02 Junho 2016 | 17h49

Em meio à onda de violência em faculdades americanas, o provável candidato republicano à presidência, Donald Trump, defendeu o porte de armas por seguranças de escolas e professores. A nova posição de Trump é um recuo em relação à anterior, de defesa do porte indiscriminado de armas nas escolas. Ele confirmou no entanto que quer acabar com áreas livres de armas, como é o caso das escolas.

Sua provável adversária democrata na eleição presidencial de novembro, Hillary Clinton, havia acusado Trump de pretender “tornar obrigatório que toda escola na América permita armas nas salas de aula”. Trump respondeu, em entrevista à CNN: “Da forma como ela disse, é como se todo estudante devesse estar ali sentado carregando armas. Não quero ter armas nas salas de aulas, embora em alguns casos, francamente, os professores devessem ter armas nas salas de aulas. Se pessoas treinadas tivessem armas, você não teria a carnificina que tem tido. O problema com as zonas livres de armas é que é como oferecer doce para pessoas más. Elas ouvem ‘zonas livres de armas’ e entram lá disparando com suas armas”.
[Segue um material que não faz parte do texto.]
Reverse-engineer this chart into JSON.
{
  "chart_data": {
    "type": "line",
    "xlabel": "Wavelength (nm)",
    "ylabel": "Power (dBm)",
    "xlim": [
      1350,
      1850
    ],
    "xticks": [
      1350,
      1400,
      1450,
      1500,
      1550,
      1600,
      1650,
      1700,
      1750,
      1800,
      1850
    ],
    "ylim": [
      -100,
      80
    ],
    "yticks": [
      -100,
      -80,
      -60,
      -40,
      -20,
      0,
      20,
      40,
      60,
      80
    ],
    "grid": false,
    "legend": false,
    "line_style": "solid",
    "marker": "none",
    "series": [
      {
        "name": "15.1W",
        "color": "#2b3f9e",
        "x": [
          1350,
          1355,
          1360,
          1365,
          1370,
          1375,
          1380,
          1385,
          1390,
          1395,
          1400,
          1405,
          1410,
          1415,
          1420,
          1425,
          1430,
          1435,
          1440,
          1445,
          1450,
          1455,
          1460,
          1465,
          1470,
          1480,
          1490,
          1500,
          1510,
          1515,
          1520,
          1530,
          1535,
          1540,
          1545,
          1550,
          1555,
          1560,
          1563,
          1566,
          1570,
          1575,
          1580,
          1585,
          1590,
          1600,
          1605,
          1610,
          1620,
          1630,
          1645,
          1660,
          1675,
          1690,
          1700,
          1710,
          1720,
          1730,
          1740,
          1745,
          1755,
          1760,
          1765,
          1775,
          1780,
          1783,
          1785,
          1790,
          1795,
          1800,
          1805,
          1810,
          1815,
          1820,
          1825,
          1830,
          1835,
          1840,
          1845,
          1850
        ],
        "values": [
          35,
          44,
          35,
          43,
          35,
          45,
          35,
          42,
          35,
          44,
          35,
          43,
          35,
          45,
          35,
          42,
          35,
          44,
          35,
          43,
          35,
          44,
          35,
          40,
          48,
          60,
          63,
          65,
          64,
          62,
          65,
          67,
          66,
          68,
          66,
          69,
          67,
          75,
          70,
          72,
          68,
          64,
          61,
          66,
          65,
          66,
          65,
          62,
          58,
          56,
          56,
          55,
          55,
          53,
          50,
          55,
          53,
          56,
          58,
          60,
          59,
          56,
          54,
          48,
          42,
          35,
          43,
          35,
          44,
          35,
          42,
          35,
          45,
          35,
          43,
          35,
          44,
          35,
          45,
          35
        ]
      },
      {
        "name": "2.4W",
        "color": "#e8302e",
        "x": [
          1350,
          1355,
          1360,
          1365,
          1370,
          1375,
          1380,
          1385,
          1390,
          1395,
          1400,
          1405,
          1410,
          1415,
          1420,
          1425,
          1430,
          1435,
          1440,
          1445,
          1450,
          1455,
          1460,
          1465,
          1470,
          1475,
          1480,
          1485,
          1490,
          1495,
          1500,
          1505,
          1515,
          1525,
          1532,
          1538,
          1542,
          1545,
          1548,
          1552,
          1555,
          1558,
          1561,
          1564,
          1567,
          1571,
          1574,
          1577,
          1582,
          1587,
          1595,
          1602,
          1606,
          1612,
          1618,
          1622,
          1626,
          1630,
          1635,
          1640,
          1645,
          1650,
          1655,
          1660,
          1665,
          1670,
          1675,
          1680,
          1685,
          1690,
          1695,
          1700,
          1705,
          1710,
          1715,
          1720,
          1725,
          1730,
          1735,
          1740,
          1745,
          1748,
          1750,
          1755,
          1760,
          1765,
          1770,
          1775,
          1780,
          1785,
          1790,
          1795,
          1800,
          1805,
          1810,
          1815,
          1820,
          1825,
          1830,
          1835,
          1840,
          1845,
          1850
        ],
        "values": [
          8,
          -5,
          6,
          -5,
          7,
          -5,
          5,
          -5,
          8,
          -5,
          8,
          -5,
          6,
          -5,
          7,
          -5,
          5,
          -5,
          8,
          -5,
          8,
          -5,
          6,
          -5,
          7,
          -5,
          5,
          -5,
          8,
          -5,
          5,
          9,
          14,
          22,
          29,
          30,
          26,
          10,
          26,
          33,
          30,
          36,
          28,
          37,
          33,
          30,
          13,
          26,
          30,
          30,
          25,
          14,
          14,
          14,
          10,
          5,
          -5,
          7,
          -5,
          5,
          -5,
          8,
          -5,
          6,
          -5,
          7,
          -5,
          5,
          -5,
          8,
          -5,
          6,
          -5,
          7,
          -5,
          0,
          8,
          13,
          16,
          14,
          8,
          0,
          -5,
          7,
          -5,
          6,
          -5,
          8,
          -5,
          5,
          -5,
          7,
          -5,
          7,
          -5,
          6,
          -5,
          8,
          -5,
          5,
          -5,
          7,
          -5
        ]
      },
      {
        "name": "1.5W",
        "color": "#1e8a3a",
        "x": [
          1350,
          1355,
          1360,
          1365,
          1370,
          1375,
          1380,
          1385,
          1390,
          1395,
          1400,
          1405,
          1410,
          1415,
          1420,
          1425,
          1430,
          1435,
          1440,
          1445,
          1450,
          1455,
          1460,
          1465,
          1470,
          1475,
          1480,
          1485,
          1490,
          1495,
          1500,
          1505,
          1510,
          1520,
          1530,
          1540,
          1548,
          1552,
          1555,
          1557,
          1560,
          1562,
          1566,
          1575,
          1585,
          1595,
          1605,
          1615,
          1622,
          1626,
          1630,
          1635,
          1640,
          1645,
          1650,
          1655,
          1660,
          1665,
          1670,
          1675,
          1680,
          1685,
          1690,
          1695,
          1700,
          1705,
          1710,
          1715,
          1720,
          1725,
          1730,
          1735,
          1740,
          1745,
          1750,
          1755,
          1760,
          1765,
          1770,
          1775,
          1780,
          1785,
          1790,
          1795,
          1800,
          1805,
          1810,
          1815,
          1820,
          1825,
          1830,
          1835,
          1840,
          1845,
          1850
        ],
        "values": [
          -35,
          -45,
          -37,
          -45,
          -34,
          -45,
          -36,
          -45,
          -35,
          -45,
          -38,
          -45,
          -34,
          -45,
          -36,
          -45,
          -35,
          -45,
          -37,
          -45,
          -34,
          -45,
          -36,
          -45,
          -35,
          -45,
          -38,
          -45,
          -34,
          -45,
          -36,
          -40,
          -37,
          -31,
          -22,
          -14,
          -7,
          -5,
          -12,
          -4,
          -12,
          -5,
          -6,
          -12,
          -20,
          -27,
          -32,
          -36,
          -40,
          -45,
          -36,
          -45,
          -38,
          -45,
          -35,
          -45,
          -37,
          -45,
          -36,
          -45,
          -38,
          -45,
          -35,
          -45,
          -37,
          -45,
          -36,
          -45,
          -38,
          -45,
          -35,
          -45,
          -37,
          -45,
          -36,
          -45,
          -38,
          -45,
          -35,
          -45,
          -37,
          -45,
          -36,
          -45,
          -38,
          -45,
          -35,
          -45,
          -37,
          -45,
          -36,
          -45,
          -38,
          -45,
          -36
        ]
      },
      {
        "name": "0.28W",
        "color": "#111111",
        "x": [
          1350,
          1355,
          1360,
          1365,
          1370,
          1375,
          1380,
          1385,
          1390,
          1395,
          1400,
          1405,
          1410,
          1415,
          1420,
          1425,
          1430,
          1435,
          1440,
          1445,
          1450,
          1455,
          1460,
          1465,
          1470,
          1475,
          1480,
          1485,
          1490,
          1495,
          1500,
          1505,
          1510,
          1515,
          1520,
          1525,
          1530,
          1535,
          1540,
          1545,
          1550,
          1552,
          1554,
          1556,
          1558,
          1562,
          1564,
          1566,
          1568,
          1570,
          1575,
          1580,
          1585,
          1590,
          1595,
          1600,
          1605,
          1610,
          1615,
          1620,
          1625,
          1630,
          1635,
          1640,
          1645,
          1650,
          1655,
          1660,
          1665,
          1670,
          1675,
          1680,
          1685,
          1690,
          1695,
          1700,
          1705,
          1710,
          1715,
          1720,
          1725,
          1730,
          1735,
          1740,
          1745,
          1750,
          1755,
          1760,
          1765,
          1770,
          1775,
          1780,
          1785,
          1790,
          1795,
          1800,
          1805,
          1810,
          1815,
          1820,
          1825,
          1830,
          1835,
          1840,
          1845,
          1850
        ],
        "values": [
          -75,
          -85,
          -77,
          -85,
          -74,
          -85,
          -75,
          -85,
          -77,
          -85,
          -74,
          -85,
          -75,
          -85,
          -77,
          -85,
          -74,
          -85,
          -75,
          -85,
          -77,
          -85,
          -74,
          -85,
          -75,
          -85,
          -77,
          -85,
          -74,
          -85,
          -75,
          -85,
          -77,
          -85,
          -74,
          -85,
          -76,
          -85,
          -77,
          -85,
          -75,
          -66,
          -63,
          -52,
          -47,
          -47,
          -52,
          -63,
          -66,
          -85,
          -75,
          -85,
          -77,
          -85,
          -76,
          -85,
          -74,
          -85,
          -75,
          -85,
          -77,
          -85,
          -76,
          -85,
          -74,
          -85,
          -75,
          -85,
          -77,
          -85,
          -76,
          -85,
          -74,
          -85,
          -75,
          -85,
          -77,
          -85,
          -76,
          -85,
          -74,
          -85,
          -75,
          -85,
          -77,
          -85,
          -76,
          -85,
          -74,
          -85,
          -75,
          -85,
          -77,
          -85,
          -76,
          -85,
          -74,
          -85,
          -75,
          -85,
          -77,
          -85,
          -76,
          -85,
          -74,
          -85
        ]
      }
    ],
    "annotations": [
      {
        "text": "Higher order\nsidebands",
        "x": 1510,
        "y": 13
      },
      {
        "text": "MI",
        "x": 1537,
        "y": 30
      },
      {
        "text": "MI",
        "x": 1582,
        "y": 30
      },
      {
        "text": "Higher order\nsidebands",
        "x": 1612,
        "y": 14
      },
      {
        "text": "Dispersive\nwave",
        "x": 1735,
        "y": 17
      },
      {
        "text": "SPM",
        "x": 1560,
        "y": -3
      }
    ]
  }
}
O incidente de quarta-feira na Universidade da Califórnia em Los Angeles, em que um estudante matou um professor na Faculdade de Engenharia por ter-lhe dado nota baixa, horas antes de a seleção brasileira treinar no câmpus, foi só o último de uma série de ações desse tipo. Essas ações costumam acontecer no final dos semestres, como é o caso agora, quando alunos ficam descontentes com as notas que recebem. É raro, no entanto, que os casos terminem na morte do professor, como foi dessa vez. Em geral, ficam em ameaças ou em tentativas, com ataques com objetos pontiagudos, por exemplo, exatamente porque não se aceitam armas de fogo nos ambientes escolares.